Tuesday, February 22, 2011
Fader ND Mark II Variable Neutral Density Filter Video Test
"You are my Density!" exclaimed Crispin Glover to Lea Thompson in the 1985 sci-fi adventure hit, Back to the Future. My preteen imagination of DeLorean time travel never included HD DSLR film making and all the essential tools like a variable Neutral Density filter.
The buzzing pursuit of the ideal DSLR video settings like a 1/50th to 1/125th shutter speed, ISO of 160 and a wide open aperture led me to a vital film maker's tool on the internet. HD DSLR pioneers, LaForet and Bloom, tout the necessity of a neutral density filter to reduce the incoming light and modify DSLR video settings for an ideal moving image.

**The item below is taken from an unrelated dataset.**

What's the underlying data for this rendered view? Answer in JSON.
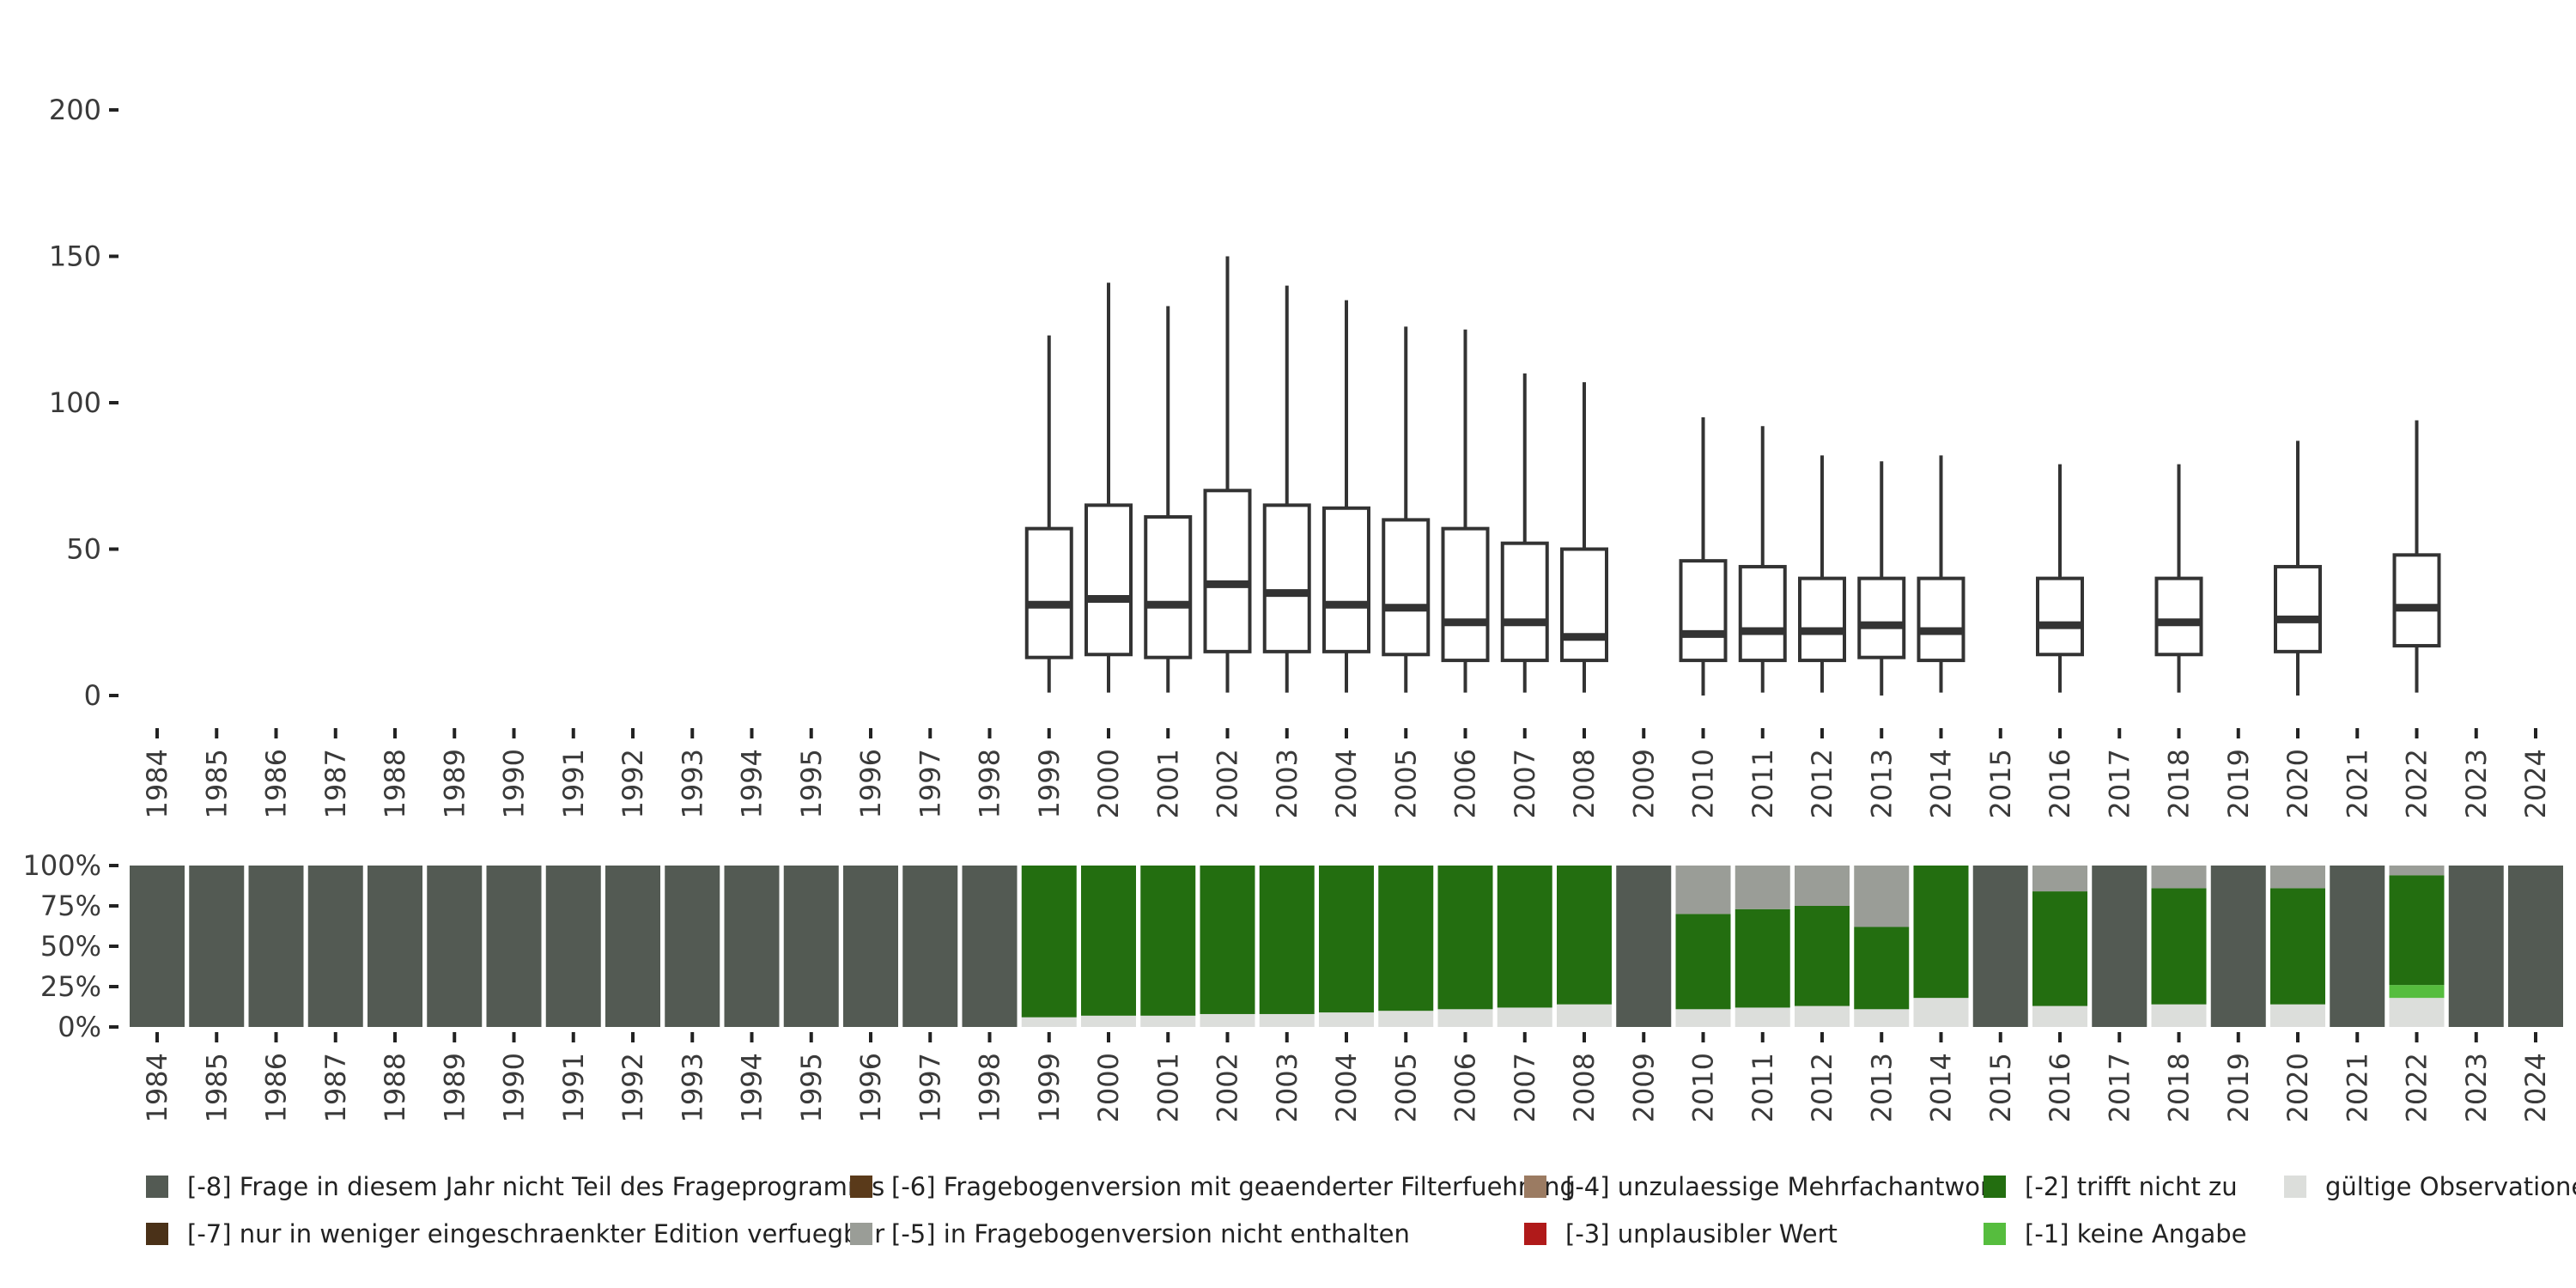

A quick Google search displayed a plethora of variable neutral density filters. Unlike fixed ND filters, a variable ND filter replaces several ND filters all in one device. The convenience of rotating the variable ND filter to darken and lighten the image on camera is absolute ease. With benefits come drawbacks and not all variable neutral density filters are made the same.
Variable ND filters made in China, Japan and even Florida scour my Google search. Brands a plenty such as Singh-Ray, Genus, Light Craft, Fader and various EBay knock-offs compete for your coin. Which one is the best value? Better yet, which variable ND filter keeps good color and minimizes lens vignetting?
With the help of my ChadSorianoPhotoBlog friends, North Tampa Photography and The EditWizard, I began my practical review and video test of a mid price range variable neutral density filter. For a street price around $200, the Fader ND Mark II Variable Neutral Density Filter placed itself between the Light Craft and the higher priced Singh-Ray. Vincent LaForet endorses this Fader ND Mark II and you will soon see why.
I mounted the Fader ND Mark II by Fader on my Canon EOS 1D Mark IV paired with a Canon EF 24-70mm f/2.8L lens. My video test on Youtube shows the Fader ND Mark II keeps great color throughout the variable ND stops and keeps lens vignetting to a barely noticeable level. The Fader ND Mark II is well built and the rotating filters has a solid and very smooth feel. I am confident the Fader ND Mark II can withstand hardy use out in the field.
Considering the price, the Fader ND Mark II in 77mm does not come with a lens cap. Well, all you need is a 82mm lens cap because the Fader ND Mark II front rotating glass is one size bigger than the lens filter size. Otherwise, the Fader ND Mark II by Fader is a must have in your HD DSLR film maker's bag.
You can view more photos and a video on my Fader ND Mark II Filter by Fader Video Test Gallery.
I used iMovie'09 to edit the 1080p video shot at 29.97fps. I used Quicktime at best quality to compress a 300mb h264 video file.